Unfortunately, this plan coincided with the visit to the US of then-Russian President Dimitri Medvedev. Not wanting to jeopardize his Administration’s new “reset” policy with Russia, President Obama was reluctant to let the FBI carry out its plan, fearing embarrassment to the visiting Russian President. Corera puts us in the White House Situation Room where the contentious decision to make the arrests is agreed to only after compromise, and only when it could be confirmed that Medvedev had left North American airspace on his way back to Moscow.
Corera uses the final chapters of his book to describe Putin’s own “reset” of Moscow’s intelligence operations. He describes the shift to the use of more true name operatives like Maria Butina, the focus on cyber spies like those who interfered in the 2016 US presidential election, and to Russia’s current emphasis on more tactical and opportunity-driven influence operations. In spite of this, Corera concludes with the subtle warning that there are still illegals out there and will be…at least as long as Putin is in power.

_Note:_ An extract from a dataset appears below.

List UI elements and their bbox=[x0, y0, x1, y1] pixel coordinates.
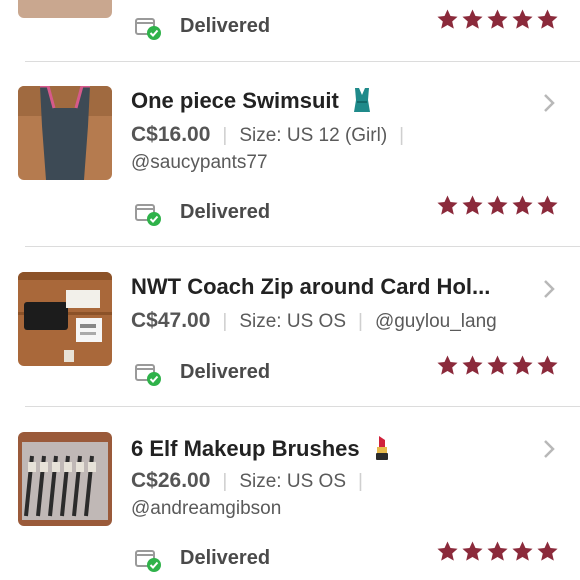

With Russians Among Us, Gordon Corera has contributed significantly to the understanding of the Russian illegals program. But beyond that, he has done it in a way that is entertaining, well-researched, highly readable, and profoundly meaningful to the public understanding of current Russian aims and intentions toward the United States.
Russians Among Us earns a prestigious four out of four trench coats.